Mir-Jam

Milica Jakovljević, pen name Mir-Jam, (Serbian Cyrillic: Милица Јаковљевић, Мир-Јам) was Serbian writer.

She was born on 22 April 1887 in Jagodina. She lived in Kragujevac, but moved to Belgrade after World War I. She worked as a journalist for Beogradske Novosti and, later for Nedeljne Ilustracije. During this time she published many love stories and novels under the pseudonym Mir-Jam. Her work are easy-to-read love stories written in very picturesque style, which brings her constant popularity. The value of her work lies in detailed and realistic representation of every day life in Yugoslavia between the World Wars. Because of this, she was nicknamed Serbian Jane Austen.

She was fluent in Russian and French. Although she frequently wrote about marriage, she was never married.
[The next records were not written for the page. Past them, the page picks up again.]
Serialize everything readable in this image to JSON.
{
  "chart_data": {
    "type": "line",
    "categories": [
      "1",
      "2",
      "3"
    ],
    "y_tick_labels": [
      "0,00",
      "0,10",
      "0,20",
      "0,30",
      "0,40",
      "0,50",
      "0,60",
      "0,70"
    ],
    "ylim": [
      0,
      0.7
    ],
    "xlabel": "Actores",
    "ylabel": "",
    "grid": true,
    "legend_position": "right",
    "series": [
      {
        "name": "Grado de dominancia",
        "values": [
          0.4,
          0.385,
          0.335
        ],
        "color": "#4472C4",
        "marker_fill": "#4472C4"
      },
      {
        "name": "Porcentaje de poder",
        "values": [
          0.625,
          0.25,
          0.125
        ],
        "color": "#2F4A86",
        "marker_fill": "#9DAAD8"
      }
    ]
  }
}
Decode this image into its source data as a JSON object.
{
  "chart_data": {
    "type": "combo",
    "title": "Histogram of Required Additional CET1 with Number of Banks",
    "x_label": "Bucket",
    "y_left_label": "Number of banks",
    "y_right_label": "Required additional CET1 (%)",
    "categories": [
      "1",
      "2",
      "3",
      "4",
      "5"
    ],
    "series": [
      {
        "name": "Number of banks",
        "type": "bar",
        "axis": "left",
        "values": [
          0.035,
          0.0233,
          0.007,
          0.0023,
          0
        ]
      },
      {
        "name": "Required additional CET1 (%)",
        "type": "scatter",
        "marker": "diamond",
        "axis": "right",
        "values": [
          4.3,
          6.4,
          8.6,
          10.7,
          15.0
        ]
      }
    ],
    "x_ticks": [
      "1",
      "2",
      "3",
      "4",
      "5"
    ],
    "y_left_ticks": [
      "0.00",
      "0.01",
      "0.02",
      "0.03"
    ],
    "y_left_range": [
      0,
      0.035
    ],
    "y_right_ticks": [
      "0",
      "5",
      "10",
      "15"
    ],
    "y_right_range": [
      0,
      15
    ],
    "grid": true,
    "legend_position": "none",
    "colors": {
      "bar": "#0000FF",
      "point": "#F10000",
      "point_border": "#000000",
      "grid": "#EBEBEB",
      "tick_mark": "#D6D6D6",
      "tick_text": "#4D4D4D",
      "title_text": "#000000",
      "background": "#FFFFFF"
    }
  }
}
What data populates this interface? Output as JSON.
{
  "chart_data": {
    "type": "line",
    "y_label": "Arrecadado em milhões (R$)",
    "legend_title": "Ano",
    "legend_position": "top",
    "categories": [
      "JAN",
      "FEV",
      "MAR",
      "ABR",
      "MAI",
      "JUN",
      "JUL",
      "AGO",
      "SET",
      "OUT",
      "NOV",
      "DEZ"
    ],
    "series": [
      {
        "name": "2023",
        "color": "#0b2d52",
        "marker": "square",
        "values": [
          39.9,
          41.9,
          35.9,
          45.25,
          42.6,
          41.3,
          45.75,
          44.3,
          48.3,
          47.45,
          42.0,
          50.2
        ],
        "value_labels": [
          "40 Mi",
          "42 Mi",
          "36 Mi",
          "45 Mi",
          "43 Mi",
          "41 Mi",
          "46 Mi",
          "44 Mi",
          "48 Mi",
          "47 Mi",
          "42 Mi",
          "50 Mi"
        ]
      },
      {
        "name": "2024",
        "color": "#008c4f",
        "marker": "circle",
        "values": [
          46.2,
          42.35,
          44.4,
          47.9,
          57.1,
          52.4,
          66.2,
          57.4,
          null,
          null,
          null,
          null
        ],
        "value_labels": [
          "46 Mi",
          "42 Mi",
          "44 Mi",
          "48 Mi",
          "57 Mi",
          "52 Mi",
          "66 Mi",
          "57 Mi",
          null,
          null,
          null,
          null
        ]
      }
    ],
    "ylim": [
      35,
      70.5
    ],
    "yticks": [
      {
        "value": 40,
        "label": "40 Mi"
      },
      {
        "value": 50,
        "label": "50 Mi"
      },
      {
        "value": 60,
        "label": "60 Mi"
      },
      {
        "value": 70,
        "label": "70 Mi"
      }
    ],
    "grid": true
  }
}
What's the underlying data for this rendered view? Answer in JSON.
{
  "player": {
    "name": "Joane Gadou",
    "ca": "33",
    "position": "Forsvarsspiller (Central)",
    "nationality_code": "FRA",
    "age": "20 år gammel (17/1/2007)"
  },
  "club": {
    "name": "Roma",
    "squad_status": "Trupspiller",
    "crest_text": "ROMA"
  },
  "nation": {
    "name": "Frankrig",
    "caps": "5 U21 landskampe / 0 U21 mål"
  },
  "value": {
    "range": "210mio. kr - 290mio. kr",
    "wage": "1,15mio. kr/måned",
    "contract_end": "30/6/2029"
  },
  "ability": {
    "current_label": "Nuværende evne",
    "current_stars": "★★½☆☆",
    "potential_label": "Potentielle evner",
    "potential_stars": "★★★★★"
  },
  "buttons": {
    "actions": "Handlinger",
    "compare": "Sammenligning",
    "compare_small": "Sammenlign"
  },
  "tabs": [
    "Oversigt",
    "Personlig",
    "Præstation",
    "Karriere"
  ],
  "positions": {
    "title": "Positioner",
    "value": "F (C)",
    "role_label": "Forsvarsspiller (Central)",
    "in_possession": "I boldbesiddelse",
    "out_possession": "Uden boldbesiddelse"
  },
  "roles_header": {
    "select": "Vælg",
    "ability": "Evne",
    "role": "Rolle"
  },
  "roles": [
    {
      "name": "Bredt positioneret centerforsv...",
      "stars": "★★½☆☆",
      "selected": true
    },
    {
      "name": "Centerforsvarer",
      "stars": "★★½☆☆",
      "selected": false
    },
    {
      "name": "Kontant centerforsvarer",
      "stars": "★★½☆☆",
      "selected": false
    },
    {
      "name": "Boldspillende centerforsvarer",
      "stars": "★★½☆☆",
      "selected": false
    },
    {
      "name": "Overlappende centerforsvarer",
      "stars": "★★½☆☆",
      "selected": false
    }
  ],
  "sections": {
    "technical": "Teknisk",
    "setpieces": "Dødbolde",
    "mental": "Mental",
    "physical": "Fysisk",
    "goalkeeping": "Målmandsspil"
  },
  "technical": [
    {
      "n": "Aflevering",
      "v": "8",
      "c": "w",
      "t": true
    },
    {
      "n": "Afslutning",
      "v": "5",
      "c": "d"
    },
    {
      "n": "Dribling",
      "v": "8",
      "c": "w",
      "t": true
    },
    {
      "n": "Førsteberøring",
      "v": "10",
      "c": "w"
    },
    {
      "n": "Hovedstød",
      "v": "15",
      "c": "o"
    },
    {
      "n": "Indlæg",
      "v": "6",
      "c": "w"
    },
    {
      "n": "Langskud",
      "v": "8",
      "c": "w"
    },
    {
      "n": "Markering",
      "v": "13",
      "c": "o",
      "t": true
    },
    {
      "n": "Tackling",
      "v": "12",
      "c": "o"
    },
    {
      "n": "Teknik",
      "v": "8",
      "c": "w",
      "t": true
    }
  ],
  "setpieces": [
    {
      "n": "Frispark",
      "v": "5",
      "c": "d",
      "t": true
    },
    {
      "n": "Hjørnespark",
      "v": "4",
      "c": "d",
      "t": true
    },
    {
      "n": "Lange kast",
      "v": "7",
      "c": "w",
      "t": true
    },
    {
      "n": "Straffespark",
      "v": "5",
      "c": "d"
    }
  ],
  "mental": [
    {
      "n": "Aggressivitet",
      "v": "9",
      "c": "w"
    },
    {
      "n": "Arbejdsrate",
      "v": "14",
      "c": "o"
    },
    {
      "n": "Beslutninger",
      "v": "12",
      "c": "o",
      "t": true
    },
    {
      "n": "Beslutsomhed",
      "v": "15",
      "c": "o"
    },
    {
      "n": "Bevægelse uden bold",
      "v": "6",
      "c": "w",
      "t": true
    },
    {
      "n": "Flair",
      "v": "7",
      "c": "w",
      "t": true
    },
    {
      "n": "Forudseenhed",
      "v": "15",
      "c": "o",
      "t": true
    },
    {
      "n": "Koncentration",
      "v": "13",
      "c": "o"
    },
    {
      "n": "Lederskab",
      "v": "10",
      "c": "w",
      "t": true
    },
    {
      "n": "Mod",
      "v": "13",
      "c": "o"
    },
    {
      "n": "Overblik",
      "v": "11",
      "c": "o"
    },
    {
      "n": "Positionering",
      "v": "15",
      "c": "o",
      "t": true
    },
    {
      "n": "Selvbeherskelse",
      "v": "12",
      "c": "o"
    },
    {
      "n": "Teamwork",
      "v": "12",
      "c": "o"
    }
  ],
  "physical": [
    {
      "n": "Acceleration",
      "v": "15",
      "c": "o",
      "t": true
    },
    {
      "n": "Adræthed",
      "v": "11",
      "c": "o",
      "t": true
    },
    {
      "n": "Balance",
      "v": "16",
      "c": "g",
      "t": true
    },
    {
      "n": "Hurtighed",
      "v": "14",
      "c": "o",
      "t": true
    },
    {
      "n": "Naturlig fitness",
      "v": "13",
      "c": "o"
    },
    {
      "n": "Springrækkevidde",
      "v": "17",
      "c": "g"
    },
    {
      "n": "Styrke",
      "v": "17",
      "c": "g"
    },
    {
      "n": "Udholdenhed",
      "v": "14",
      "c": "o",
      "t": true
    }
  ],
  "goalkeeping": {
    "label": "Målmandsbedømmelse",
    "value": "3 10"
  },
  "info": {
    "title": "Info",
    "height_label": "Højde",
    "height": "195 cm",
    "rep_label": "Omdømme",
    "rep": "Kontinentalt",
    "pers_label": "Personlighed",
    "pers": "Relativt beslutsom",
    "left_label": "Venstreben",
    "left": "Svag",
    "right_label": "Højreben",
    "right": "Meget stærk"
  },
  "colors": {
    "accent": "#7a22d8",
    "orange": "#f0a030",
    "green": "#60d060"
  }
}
She died in Belgrade on 22 December 1952. Mir-Jam was the sister of writer Stevan Jakovljević.

Mir-Jam enjoyed a resurgence of popularity in Serbia when her novel Ranjeni orao (Wounded Eagle) got adapted into a TV series directed by Zdravko Šotra and was broadcast on RTS between 2008 and 2009. Based on the popularity of Ranjeni orao, the shooting of Greh njene majke, another TV adaptation of Mir-Jam's novel, began on June 26, 2009.